トップ :: A 生活必需品 :: A47 家具;家庭用品または家庭用設備;コ−ヒ−ひき;香辛料ひき;真空掃除機一般




【発明の名称】 清掃具
【発明者】 【氏名】野田 幸男
【住所又は居所】東京都墨田区文花2−1−3 花王株式会社研究所内

【氏名】田原 宏俊
【住所又は居所】東京都墨田区文花2−1−3 花王株式会社研究所内

【要約】 【課題】清掃具に用いられる粘着ロールの粘着力を上げても回転体が粘着ロールに貼付かず、回転体と粘着ロールを確実に回転させ、集塵性能を向上すること。

【解決手段】清掃具10であって、粘着ロール21を回転させるための回転体18の表面に、該回転体18の回転方向で互いに離隔する多数の突起部71を設けたもの。
【特許請求の範囲】
【請求項1】 フレームに掻き上げ体と、粘着ロールを回転させるための回転体を並べて回動自在に支持し、掻き上げ体と回転体の上に粘着ロールを並べて回動自在に配置してなる清掃具であって、回転体の表面に、該回転体の回転方向で互いに離隔する多数の突起部を設けた清掃具。
【請求項2】 フレームに掻き上げ体と、粘着ロールを回転させるための回転体を並べて回動自在に支持し、掻き上げ体と回転体の上に粘着ロールを並べて回動自在に配置してなる清掃具であって、回転体の表面の一部に、該回転体の表面から突出する環状リングを被着した清掃具。

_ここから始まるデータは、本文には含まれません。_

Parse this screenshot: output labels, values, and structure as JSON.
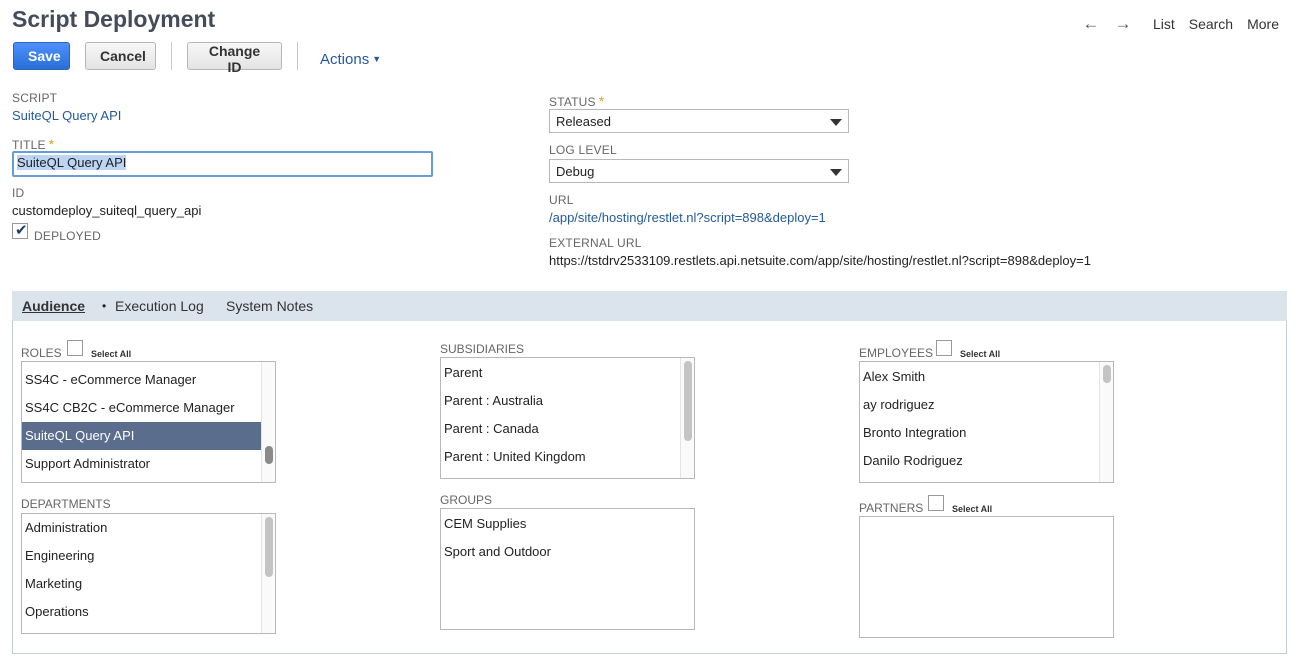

【請求項3】 フレームに掻き上げ体と、粘着ロールを回転させるための回転体を並べて回動自在に支持し、掻き上げ体と回転体の上に粘着ロールを並べて回動自在に配置してなる清掃具であって、回転体の表面に、該回転体の回転方向で互いに離隔する多数の突起部を設けるとともに、回転体の表面の一部に、該回転体の表面から突出する環状リングを被着した清掃具。
【請求項4】 前記回転体の軸方向に離隔する各部に前記の多数の突起部を設け、該回転体の軸方向で相隣る突起部同士を該回転体の回転方向に互い違いに配置した請求項1又は3に記載の清掃具。

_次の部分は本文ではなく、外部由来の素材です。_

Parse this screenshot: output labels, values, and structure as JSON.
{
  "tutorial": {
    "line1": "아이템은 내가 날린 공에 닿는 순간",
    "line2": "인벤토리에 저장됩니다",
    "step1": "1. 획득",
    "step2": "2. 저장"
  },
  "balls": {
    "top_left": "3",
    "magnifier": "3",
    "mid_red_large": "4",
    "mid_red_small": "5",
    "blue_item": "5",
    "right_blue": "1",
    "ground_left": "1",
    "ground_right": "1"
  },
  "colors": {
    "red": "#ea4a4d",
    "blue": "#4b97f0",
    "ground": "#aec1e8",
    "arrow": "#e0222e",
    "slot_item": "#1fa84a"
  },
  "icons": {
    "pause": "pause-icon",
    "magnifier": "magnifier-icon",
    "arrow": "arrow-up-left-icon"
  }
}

【請求項5】 前記回転体又は突起部又は環状リングが低粘着性材料により形成された請求項3に記載の清掃具。
【発明の詳細な説明】【0001】
【発明の属する技術分野】本発明は清掃具に関する。
【0002】
【従来の技術】清掃具として、一次吸着ローラの表面と二次吸着ローラの粘着シートを接触させ、床面上を転動せしめられる一次吸着ローラの回転力により二次吸着ローラを連れ回り回転させる状態で、一次吸着ローラの表面に付着した塵埃を、二次吸着ローラの粘着シートの側に転写させて捕捉するものがある(実開平2-12363)。
【0003】
【発明が解決しようとする課題】粘着シートによる塵埃の捕捉力を強化しようとして、粘着シートの粘着力を上げると、一次吸着ローラが粘着シートに貼付いて一次吸着ローラも二次吸着ローラも回転不能になる。このため、粘着シートの粘着力を上げることができず、集塵性能の向上に困難がある。

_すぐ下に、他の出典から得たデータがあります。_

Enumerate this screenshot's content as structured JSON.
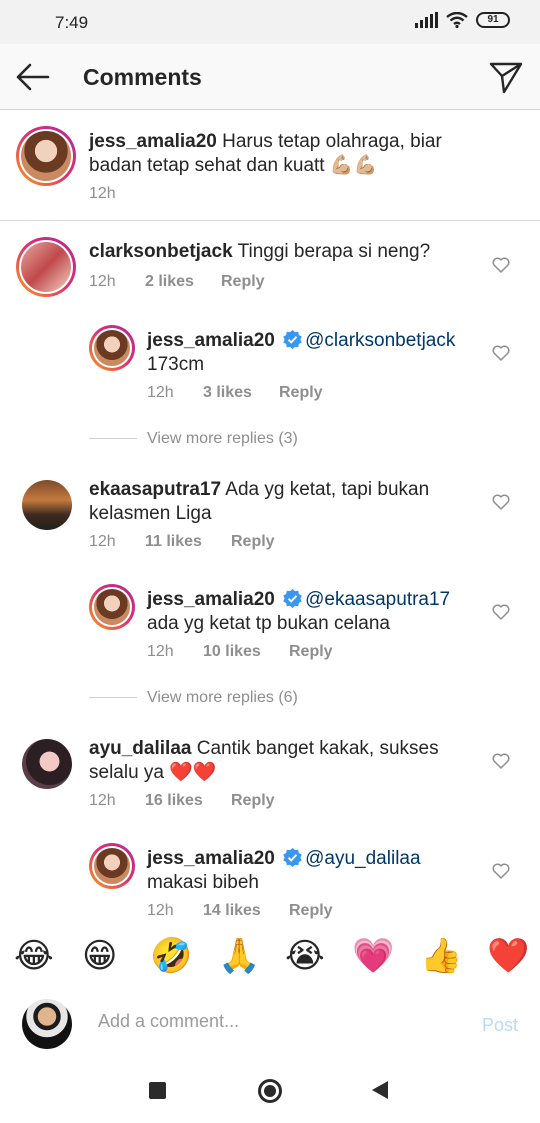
{
  "status": {
    "time": "7:49",
    "battery": "91"
  },
  "header": {
    "title": "Comments"
  },
  "caption": {
    "user": "jess_amalia20",
    "text": "Harus tetap olahraga, biar badan tetap sehat dan kuatt 💪🏼💪🏼",
    "time": "12h"
  },
  "comments": [
    {
      "user": "clarksonbetjack",
      "text": "Tinggi berapa si neng?",
      "time": "12h",
      "likes": "2 likes",
      "reply": "Reply"
    },
    {
      "user": "jess_amalia20",
      "mention": "@clarksonbetjack",
      "text": "173cm",
      "time": "12h",
      "likes": "3 likes",
      "reply": "Reply"
    },
    {
      "more": "View more replies (3)"
    },
    {
      "user": "ekaasaputra17",
      "text": "Ada yg ketat, tapi bukan kelasmen Liga",
      "time": "12h",
      "likes": "11 likes",
      "reply": "Reply"
    },
    {
      "user": "jess_amalia20",
      "mention": "@ekaasaputra17",
      "text": "ada yg ketat tp bukan celana",
      "time": "12h",
      "likes": "10 likes",
      "reply": "Reply"
    },
    {
      "more": "View more replies (6)"
    },
    {
      "user": "ayu_dalilaa",
      "text": "Cantik banget kakak, sukses selalu ya ❤️❤️",
      "time": "12h",
      "likes": "16 likes",
      "reply": "Reply"
    },
    {
      "user": "jess_amalia20",
      "mention": "@ayu_dalilaa",
      "text": "makasi bibeh",
      "time": "12h",
      "likes": "14 likes",
      "reply": "Reply"
    }
  ],
  "emojis": [
    "😂",
    "😁",
    "🤣",
    "🙏",
    "😭",
    "💗",
    "👍",
    "❤️"
  ],
  "composer": {
    "placeholder": "Add a comment...",
    "post_label": "Post"
  },
  "colors": {
    "accent": "#0095f6",
    "post_disabled": "#b3dbff",
    "mention": "#00376b"
  }
}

【0004】本発明の課題は、清掃具に用いられる粘着ロールの粘着力を上げても回転体が粘着ロールに貼付かず、回転体と粘着ロールが確実に回転するようにして、集塵性能を向上することにある。
【0005】
【課題を解決するための手段】請求項1の発明は、フレームに掻き上げ体と、粘着ロールを回転させるための回転体を並べて回動自在に支持し、掻き上げ体と回転体の上に粘着ロールを並べて回動自在に配置してなる清掃具であって、回転体の表面に、該回転体の回転方向で互いに離隔する多数の突起部を設けたものである。
【0006】
【発明の実施の形態】清掃具10は、図1、図2に示す如く、柄11の先端部に継手部12を介して支持アーム13を結合し、支持アーム13の両側アーム部13Aに支軸部14を介してフレーム15を前後方向に揺動自在に支持している。
【0007】フレーム15の前部にはブラシからなる可撓掻き上げ体16が回転軸17を介して回動自在に支持され、フレーム15の後部にはロール体からなる接触回転体18が回転軸19を介して回動自在に支持され、掻き上げ体16と接触回転体18は平行に並べられて配置される。掻き上げ体16は、掻き上げ部16A(ブラシ部)とタイヤ部16Bからなり、掻き上げ部16Aの掻き上げ径(ブラシ径)をタイヤ部16Bのタイヤ径より大きくしている。接触回転体18は、ロール状の接触部18Aとタイヤ部18Bからなる。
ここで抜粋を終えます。